Okay, it wasn’t really a realization; rather, something about the day jogged my memory. Matt and I went to Disneyland for my birthday. His dad used to work there and we had a pair of free tickets, which is awesome because oh my lord how can anyone afford $90-something a ticket?!
The sun beat down, burning our scalps. The line for the Dole Pineapple Whip Floats was longer than some rides. And still, these are not the things that brought me the greatest unease. Rather, it’s how much I despise people.
By the way, Matt agrees. He was totally with me on this and we plotted the murder of many park attendant on Saturday.*
Don’t get me wrong. I love certain people. Certain people are awesome. But people en mass? No thank you. I’ll take a raincheck. I’d rather stay inside and commune with the peoples via the Internets.
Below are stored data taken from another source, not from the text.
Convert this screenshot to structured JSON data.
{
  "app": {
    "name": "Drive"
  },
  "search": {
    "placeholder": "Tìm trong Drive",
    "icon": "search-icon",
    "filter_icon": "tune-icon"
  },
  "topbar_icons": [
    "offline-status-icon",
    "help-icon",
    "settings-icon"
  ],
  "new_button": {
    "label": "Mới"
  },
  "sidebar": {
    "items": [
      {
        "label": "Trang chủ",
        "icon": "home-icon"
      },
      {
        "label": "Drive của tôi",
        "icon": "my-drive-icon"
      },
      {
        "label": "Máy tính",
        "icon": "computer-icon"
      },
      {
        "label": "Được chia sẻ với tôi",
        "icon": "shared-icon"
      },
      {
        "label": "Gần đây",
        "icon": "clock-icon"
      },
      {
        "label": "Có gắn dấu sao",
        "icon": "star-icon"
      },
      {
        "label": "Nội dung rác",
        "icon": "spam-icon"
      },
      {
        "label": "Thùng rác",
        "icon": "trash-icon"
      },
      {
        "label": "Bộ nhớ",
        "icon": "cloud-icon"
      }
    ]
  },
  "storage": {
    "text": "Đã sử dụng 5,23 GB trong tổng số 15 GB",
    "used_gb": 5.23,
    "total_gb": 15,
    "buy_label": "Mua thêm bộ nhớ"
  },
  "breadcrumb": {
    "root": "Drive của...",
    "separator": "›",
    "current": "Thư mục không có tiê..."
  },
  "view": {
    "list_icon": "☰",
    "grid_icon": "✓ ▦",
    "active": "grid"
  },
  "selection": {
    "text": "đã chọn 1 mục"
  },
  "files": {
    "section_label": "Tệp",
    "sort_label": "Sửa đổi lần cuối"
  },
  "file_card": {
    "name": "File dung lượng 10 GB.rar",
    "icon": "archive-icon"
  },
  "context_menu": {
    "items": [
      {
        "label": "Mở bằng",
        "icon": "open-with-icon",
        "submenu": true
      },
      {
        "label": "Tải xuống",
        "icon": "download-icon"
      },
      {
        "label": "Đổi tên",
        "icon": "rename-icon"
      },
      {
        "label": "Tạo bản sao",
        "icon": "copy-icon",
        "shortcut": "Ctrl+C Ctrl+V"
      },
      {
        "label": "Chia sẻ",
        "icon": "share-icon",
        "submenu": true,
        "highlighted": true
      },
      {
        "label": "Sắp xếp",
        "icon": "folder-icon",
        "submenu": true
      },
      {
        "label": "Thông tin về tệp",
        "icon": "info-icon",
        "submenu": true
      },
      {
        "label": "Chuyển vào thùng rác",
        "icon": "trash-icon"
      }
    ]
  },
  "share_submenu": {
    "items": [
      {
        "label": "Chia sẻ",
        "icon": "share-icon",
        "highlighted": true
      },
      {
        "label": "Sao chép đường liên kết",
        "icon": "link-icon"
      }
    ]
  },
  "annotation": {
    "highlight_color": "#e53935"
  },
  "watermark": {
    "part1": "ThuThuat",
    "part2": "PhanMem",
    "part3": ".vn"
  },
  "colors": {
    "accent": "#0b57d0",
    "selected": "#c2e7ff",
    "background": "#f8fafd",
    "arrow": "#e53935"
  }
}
And people in crowds are even worse. They bunch up. They don’t keep to the right on walkways. They roll over your toes with strollers. They stop in the middle of a path so you nearly run into their backs. They’re oblivious and clueless and completely obnoxious.
Now, I realize this makes me sound like a terrible person, but if you only knew how many conversations we overheard that were so wrought with douchebaggery, the participants would have won awards for their stellar performances. Hipsters everywhere. Dudes wearing shorts with loafers. I’m telling you, the world was out to get us this weekend by sending minions of the Dark Lord Obnoxious.
Am I ornery? Perhaps. Generally irritable? Could be. But tell me, how would you feel if you overheard some girl saying, “I like how my hair feels,” while running her fingers through it or if you heard the same girl say, “God, I hate everybody wearing shorts right now,” in the most stereotypically valley girl voice ever. Or the group of hipsters behind us in a line that loved the sound of their own voices so much they should just marry them already.
Did I mention the dude wearing shorts and loafers?
I’m not bitter or anything. But damn. People are annoying.
*Not really. We’re not the murdery type. That would require entirely too much effort.